I am a theoretician. This is an ideal of life I have devised for myself. It means spending my time employing simply the power of mind and will to conduct inquiries about the world. But choosing such a name, “theorizing,” for the main activity of one’s life can often be met with suspicion. A theoretician spends their life on thinking, whereas good life requires living. It seems that thinking all the time and living stand in contradiction.
An academic who wants to argue for their theoretical disposition could say that most of us agree that there is something unique about the human capability to think and they want to simply exercise that which is uniquely human. Less pretentiously, one could say that indeed thinking all the time makes us operate on high levels of generality that take us away from practical considerations. But sometimes we can be useful when we come up with ideas that just happen to capture people’s imaginations and inspire them to actually do something good for society.
In the first case, one admits that they indeed choose theorizing as opposed to practice. In the latter case, one admits the same, but in a more apologetic tone, adding that they still can, although probably more by accident, bring something to the realm of practice.
However, although one can accuse someone of being “just” a theoretician, it is rarer to accuse someone of just practicing life. This, I think, comes from an intuition that theorizing very often is at risk of being futile, cold, out of touch with reality, with what actually matters.
This intuition is very often simple anti-intellectualist sentiment. But there are two sources that give this intuition some truth. Thinking about them can better our notion of what an ideal of theorizing could be, and thus perhaps say something new about why it is not an endeavor opposing broadly understood practice.
Firstly, the research of those who label themselves as theoreticians often are precisely what they are accused of being: futile, cold, out of touch with reality, with what actually matters. They treat developing a complex mathematical theory or philosophical argumentation as a game. Or they decide to study the most particular details of various theories or of history only because they ephemerally seemed curious, and not because they justifiably gave a promise to reach truth.
Secondly, theoreticians often assume such “escapist” positions because practice is generally viewed as more significant than theory, and deep inside these theorists do not resist this general view. They reject the idea of theorizing about something important because in truth they think that theorizing is never too important. They accordingly believe that theorizing can do little on its own. They must kneel before the discoveries of Natural Sciences or the experience of Everyday Life and only in this state conduct theorizing.
Of course, interest in all other disciplines of human action is key to being a good theoretician, but if a theoretician does not believe they are free to discover truth primarily by means of theorizing, they start playing a role of superfluous servants to other spheres of human action. Thus, often a contemporary theoretician will say: “In my discipline, we are not responsible for reaching truth; it is not elegant to claim that we know how to reach truth.” Maybe it is inelegant, but then what is the purpose of theorizing! Should society even pay for such minimalistic theorizing? Why should society pay for such theorizing! The theoretician’s role is to broaden our horizons, not to claim that they are so infinitely small that we cannot even aim for truth.
The philosopher George Berkeley complained roughly three centuries ago in “The Guardian” that many of his contemporaries were indulging in theorizing about most minute, particular matters and had the arrogance to claim that this was enlightened and open-minded, compared to theorizing about bigger things such as physically unreachable places in the universe, non-ordinary things in the human realm and God. For Berkeley, it was engaging with such bigger things that could give us hope for broadening horizons. Furthermore, in Berkeley’s words: “That frame or disposition which is called largeness of mind” is necessary “towards forming a true judgment of things.”
The phrase “true judgment” is anachronistic given its emphasis on “judgment.” We can renovate the whole sentence by saying: Ambition to broaden horizons is the first necessary step to truthfulness.
A good theoretician, then, should avoid two behaviors. One is a tendency to abstract from reality, another is a complete lack of faith in theorizing. The former is mistaken, for it engages in what is not true, and it does so deliberately. The latter is inauthentic insofar as it is inauthentic to do that in which one does not believe.

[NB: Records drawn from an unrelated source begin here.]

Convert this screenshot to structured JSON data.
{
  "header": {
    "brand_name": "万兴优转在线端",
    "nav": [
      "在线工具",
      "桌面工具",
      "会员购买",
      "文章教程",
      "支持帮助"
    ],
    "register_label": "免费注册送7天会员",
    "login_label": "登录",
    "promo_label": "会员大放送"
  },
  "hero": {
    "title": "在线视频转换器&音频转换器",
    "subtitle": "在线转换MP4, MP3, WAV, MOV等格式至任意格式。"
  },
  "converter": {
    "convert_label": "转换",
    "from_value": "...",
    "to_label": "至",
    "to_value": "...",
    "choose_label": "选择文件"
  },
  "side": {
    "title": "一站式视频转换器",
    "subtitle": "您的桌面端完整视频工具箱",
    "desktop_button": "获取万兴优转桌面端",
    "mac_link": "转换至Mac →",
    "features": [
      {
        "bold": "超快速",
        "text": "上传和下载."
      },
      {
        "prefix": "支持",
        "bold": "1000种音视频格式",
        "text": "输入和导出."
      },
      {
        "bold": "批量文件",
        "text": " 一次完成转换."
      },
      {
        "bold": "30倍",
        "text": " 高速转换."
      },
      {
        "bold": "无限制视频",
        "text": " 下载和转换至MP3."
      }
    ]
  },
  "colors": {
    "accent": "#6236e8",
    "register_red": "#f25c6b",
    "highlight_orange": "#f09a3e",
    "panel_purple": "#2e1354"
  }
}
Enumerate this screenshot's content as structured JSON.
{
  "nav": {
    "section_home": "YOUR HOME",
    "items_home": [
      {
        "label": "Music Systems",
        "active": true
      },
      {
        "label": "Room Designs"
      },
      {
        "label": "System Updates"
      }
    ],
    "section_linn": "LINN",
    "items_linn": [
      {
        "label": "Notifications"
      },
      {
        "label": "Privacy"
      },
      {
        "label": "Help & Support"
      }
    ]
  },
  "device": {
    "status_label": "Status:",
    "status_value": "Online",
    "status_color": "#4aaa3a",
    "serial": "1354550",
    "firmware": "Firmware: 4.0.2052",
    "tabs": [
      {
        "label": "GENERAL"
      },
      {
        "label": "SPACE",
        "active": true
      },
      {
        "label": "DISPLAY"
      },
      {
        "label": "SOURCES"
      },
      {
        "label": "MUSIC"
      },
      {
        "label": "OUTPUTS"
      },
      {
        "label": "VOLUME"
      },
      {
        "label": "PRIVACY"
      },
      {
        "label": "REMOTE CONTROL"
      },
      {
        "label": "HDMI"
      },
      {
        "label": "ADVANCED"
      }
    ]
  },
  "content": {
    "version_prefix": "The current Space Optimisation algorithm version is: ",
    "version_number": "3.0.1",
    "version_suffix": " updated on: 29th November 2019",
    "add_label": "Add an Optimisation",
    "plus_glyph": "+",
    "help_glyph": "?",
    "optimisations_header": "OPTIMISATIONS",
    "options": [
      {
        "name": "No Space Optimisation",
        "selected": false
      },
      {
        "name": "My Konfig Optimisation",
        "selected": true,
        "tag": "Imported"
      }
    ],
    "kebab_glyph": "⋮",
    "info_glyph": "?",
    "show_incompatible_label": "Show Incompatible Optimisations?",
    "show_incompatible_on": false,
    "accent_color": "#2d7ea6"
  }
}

Both of those behaviors are, in fact, only somewhat different from each other. They are two sides of a certain disposition that does not take one’s life and one’s responsibility towards the world seriously. But we should bear in mind that such disposition is also present among those who never considered becoming theoreticians.
Now, I want to be a theoretician not because of being fearful and trembling about living, but out of joyful belief in life. Such trust necessitates bravery to experience life as fully as possible. But to first imagine such experiential vastness one must be at the same time broadening horizons, and that I personally feel to be best achieved by truthful inquiry. Namely, theorizing.